Binalardan tek tek karot alma dönemi bitiyor


“Riskli alan” ilanında 15 bin metrekareden az olmamasını öngören sınır kaldırıldı. Böylece daha büyük alanlar için proje geliştirilebilecek. Riskli alanlardaki binaların kentsel dönüşüme açılmasında maliklerin aralarında anlaşmaları beklenmeyecek. 2 aylık denetimlerden sonra yıktırılmayan binalar kolluk kuvveti nezaretinde yıktırılacak. Daha önce apartman ve sitelerde üçte iki çoğunluğun anlaşmasını beklemek gerekiyordu. Bu da anlaşmazlık halinde süreçleri uzatıyordu. Üçte iki çoğunluğa şimdi alan bazlı bakılacak. Bir bölgedeki binaların yüzde 65’i riskli ise yüzde 100’ü için Riskli Bölge ilanı yapılacak. Bu takdirde arsa payını satarak çıkmak isteyenlerde satış için binanın yıkılması şartı kaldırıldı. Bu kişilere 15 günlük uyarı ihtarnamesi gönderilecek.

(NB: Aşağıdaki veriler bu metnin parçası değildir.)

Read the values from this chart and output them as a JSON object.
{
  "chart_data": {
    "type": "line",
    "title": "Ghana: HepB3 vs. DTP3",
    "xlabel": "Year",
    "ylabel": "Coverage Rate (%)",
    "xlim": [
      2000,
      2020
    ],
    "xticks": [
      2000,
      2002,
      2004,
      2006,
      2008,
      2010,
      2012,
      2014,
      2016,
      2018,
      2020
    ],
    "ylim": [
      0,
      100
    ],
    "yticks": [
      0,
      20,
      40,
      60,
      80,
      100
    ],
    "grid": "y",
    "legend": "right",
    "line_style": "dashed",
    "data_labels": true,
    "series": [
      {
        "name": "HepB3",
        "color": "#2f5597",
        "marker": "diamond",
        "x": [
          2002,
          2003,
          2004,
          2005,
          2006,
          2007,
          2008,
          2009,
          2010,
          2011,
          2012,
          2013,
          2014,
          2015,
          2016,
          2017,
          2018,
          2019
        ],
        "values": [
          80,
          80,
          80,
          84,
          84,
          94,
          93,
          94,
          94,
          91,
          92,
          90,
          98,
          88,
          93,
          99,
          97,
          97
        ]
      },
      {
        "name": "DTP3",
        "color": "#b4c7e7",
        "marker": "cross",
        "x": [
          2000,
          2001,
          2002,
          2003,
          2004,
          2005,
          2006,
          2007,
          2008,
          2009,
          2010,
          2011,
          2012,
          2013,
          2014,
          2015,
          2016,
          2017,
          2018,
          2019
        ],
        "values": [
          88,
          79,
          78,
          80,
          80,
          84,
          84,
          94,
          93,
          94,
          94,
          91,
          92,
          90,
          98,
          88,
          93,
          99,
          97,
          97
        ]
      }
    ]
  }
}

İmpo İmar Yönetim Kurulu Başkanı Hüseyin Oflaz, Bakanlar Kurulu’nun devre girmesinin dönüşümü hızlandırıcı etki yapacağını söyledi. Eski sistemde binalardan tek tek karot alınarak riskli bina tespitinin yapıldığını anlatan Oflaz, “Bu da süreleri uzatıp maliyetleri yükselten bir uygulamaydı. Zaten bina ruhsatsızsa, iskansızsa ve kaçak yapıldıysa numuneler de binanın riskli olduğunu ortaya koyuyordu. Şimdi adadaki ya da bölgedeki binaların yüzde 65’inin yapı denetimine tabi tutulmadığı, standartlara uygun malzeme ile yapılmadığı anlaşıldığında Bakanlar Kurulu kararı ile riskli alan ilan edilecek. İstanbul’un yüzde 60’ı kaçak. Bakanlar Kurulu kararıyla istenirse İstanbul’un yüzde 60’ı direkt riskli alan edilebilecek” dedi.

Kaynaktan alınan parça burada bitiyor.